Most users probably do not use their JID as an email address, but since the domain is obviously controlled by the local server, it should be simple to have the email server manage that domain as well and forward messages to the JIB user's proper address. By default the module will send a separate email for every offline message which can be a pain when users type many successive messages, so the queue_offline_emails can be set to a number of seconds of silence to wait and then send a single email with all the accumulated messages during that time at once.
Troubleshooting
Familiarise yourself with the default configuration in /etc/prosody/prosody.cfg.lua so you know what settings and modules are available and what the defaults are.
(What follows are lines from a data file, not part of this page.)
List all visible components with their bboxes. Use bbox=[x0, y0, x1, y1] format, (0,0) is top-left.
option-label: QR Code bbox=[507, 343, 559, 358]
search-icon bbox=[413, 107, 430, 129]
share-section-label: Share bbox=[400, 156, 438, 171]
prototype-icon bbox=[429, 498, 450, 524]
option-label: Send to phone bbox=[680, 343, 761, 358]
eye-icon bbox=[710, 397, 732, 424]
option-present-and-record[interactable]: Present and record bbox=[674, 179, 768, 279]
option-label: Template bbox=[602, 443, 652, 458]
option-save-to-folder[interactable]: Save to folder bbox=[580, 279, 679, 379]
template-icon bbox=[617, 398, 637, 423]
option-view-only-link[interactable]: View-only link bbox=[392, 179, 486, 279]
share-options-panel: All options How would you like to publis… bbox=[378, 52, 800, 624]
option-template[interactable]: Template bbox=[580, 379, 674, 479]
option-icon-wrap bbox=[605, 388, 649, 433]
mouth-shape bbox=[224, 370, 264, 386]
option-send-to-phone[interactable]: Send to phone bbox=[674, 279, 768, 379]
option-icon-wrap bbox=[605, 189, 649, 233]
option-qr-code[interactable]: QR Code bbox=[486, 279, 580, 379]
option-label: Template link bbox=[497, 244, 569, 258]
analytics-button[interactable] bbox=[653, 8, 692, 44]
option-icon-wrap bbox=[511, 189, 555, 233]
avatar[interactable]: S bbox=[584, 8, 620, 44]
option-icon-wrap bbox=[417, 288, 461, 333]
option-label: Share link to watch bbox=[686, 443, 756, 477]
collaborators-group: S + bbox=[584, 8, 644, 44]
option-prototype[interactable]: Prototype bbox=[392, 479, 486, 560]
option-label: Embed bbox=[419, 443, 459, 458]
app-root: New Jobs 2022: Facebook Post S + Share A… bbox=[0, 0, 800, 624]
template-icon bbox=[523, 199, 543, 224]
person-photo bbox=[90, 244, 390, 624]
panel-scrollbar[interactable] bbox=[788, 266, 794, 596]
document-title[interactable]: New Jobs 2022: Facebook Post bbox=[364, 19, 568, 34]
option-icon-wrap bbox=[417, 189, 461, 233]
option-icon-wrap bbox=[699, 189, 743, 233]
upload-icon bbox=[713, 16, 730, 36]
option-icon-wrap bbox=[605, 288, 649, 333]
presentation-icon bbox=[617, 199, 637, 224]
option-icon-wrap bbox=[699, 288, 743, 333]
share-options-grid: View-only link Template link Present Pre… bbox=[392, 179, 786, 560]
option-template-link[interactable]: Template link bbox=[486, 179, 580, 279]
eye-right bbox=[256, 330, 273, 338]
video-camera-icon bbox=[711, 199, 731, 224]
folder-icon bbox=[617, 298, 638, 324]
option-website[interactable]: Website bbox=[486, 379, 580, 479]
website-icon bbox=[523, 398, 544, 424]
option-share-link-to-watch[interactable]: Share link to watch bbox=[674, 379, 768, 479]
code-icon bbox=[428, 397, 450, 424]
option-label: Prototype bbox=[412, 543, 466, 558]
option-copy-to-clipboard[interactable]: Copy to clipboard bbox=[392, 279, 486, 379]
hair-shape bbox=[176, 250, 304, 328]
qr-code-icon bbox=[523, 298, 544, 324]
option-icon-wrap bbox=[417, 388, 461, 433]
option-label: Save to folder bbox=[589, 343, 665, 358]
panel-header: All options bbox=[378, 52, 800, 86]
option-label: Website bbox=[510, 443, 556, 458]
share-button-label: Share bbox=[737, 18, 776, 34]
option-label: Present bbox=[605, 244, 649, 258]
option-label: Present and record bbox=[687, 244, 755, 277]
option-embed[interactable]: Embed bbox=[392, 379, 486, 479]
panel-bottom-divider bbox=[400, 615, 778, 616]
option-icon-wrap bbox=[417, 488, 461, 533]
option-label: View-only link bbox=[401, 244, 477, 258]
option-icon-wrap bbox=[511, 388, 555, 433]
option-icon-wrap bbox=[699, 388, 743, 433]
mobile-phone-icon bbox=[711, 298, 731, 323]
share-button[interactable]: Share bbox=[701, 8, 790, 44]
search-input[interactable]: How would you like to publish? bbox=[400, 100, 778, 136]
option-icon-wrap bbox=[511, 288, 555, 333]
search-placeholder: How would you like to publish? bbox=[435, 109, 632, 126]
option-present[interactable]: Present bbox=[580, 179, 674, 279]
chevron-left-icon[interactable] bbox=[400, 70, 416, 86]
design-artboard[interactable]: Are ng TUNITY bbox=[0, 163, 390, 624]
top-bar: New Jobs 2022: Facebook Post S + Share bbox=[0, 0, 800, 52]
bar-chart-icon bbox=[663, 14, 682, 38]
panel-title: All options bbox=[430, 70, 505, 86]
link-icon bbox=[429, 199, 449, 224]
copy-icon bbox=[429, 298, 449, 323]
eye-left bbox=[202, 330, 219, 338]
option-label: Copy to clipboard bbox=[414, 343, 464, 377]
You can set the logging level to "debug", and check the output of prosodyctl about, prosodyctl status and prosodyctl check.
Clients
We're currently using the Gajim client which has OMEMO (an improvement on OTR and PGP for IM encryption) and inline image support. First install the program and the plugin-installer plugin via apt as follows. The OMEMO encryption plugin is best initially installed via apt, because it has some dependencies.
apt install gajim gajim-plugininstaller gajim-omemo
Then enable the OMEMO and plugin-installer from the plugin menu and restart Gajim. You will then see a list of available plugins in the plugin menu where you can install, enable and configure Url Image Preview and Source Code Syntax Highlighting.
On Linux, Gajim stores the app preferences and state in ~/.config/gajim, and the main data for contacts, history and plugins in ~/.local/.share/gajim.